To get the physical length you have to subtract the flange distance, eg. about 44 mm for EF/EF-S lenses.
 

Talys

Canon 6DII
Feb 16, 2017
2,052
317
Vancouver, BC
NancyP said:
The users of supertelephoto lenses are action photographers - sports or wildlife. Zero viewfinder lag is highly important to them, so the DSLR is the expected camera for these lenses.
Not only the lag I. The viewfinder, but the blackout when your eye isn't in the VF, but as it approaches the eyepiece.

It is there in all MILCs to save battery, and it is super annoying when shooting wildlife, as those are precious lost fractions of a second.
 

Busted Knuckles

Enjoy this breath and the next
Oct 2, 2013
203
0
Sorry for the hijack, just addressing the mirror issue..... With an "N" of 1. I used a Sony a6500 (mirror less APC) re: viewfinder. I turned off the screen and turned on the EVF to longest "on time" and then would occasionally do the 1/2 press to keep it turned o i.e. no start up lag, etc. (30 mins if memory serves me)

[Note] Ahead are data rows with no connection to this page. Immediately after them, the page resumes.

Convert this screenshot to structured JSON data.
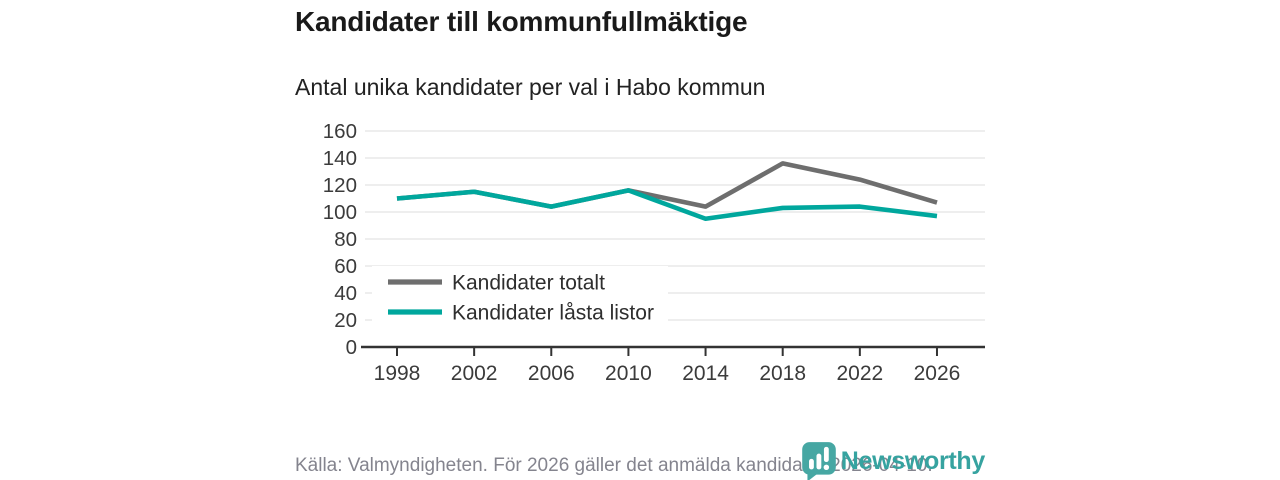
{
  "chart_data": {
    "type": "line",
    "title": "Kandidater till kommunfullmäktige",
    "subtitle": "Antal unika kandidater per val i Habo kommun",
    "categories": [
      "1998",
      "2002",
      "2006",
      "2010",
      "2014",
      "2018",
      "2022",
      "2026"
    ],
    "series": [
      {
        "name": "Kandidater totalt",
        "color": "#6e6e6e",
        "values": [
          110,
          115,
          104,
          116,
          104,
          136,
          124,
          107
        ]
      },
      {
        "name": "Kandidater låsta listor",
        "color": "#00a79d",
        "values": [
          110,
          115,
          104,
          116,
          95,
          103,
          104,
          97
        ]
      }
    ],
    "ylim": [
      0,
      160
    ],
    "ytick_step": 20,
    "grid": true,
    "legend_position": "inside-bottom-left"
  },
  "footer": {
    "source": "Källa: Valmyndigheten. För 2026 gäller det anmälda kandidater 2026-04-10.",
    "brand": "Newsworthy"
  },
  "colors": {
    "grid": "#e3e3e3",
    "axis": "#333333",
    "tick_label": "#3b3b3b",
    "legend_label": "#2e2e2e",
    "legend_bg": "#ffffff",
    "logo_teal": "#46a7a3",
    "logo_text_teal": "#36a3a0"
  }
}
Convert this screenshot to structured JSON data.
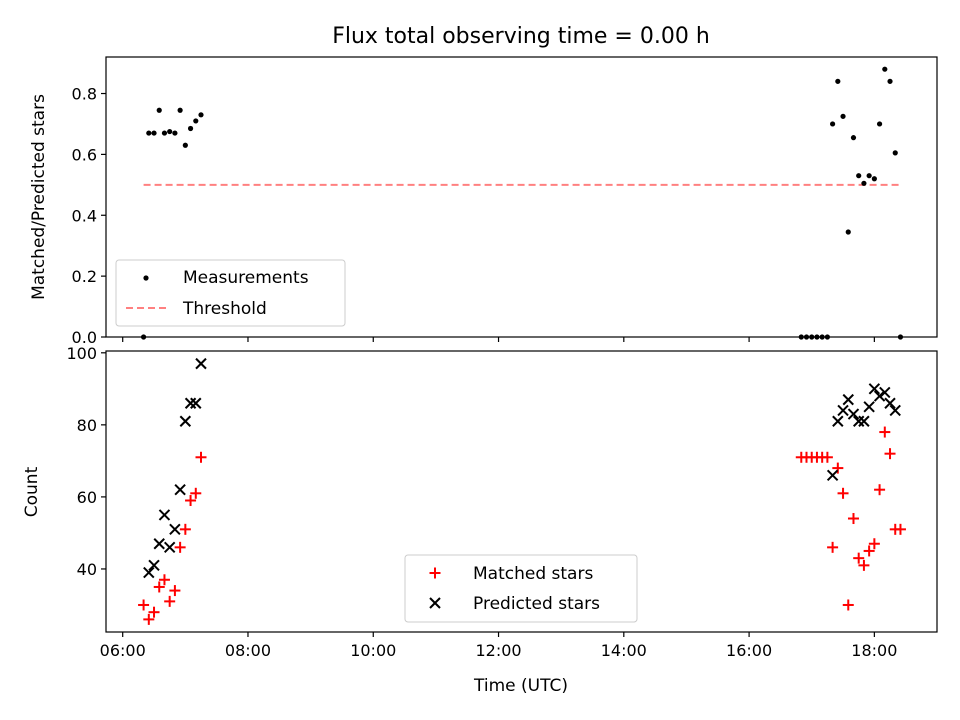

Shot over 6 hours on 1 little battery, chimping on the screen certainly kills battery.
-0- black out at 11 fps (tiny stutter but was able to keep all the birds in center frame all the time)
When I shot my 1dx EVERYONE within 50 meters knew I fired off a burst. When I shot the Sony NO ONE knew, even the guy 1 meter away. Virtually silent.

SOOOOOO. if you are into wildlife, the silence is golden. (though my otter shots came from my 1dx and his curiosity which was different than I expected)

I have both a 5d3 and a 1dx. 16-35 f4, 24 art, 50 art, 70-200 II, 150 -600 tammy, 90 T/S. All EF mounts. Rented Sony a6500, 5d4, 5dsR. (re-entered photo w/ a t3i which daughter now shoots occasionally) All told, quick file counts (don't delete anything, space is cheap) have the total frames at just below 250k

Skipping the 5d4/1dx2 generation. Looking forward to the 5dsR II (if it comes outs and wouldn't be so cool if it was mirror less).

All of this is to express - go rent one. Experience it. Yea the adapter kluge affected autofocus (cool Sony has peaking) but but but but but it is clear with a tech advancing (most places) as it is EVF will outperform the mirror - can't turn up the gain on a mirror like an EVF.

My experience leads me to pine for a Canon "pro" level mirror less. Wouldn't it be cool if they advance the SOA of the EVF and stick on the 5dSr replacement AND the 1Dx3.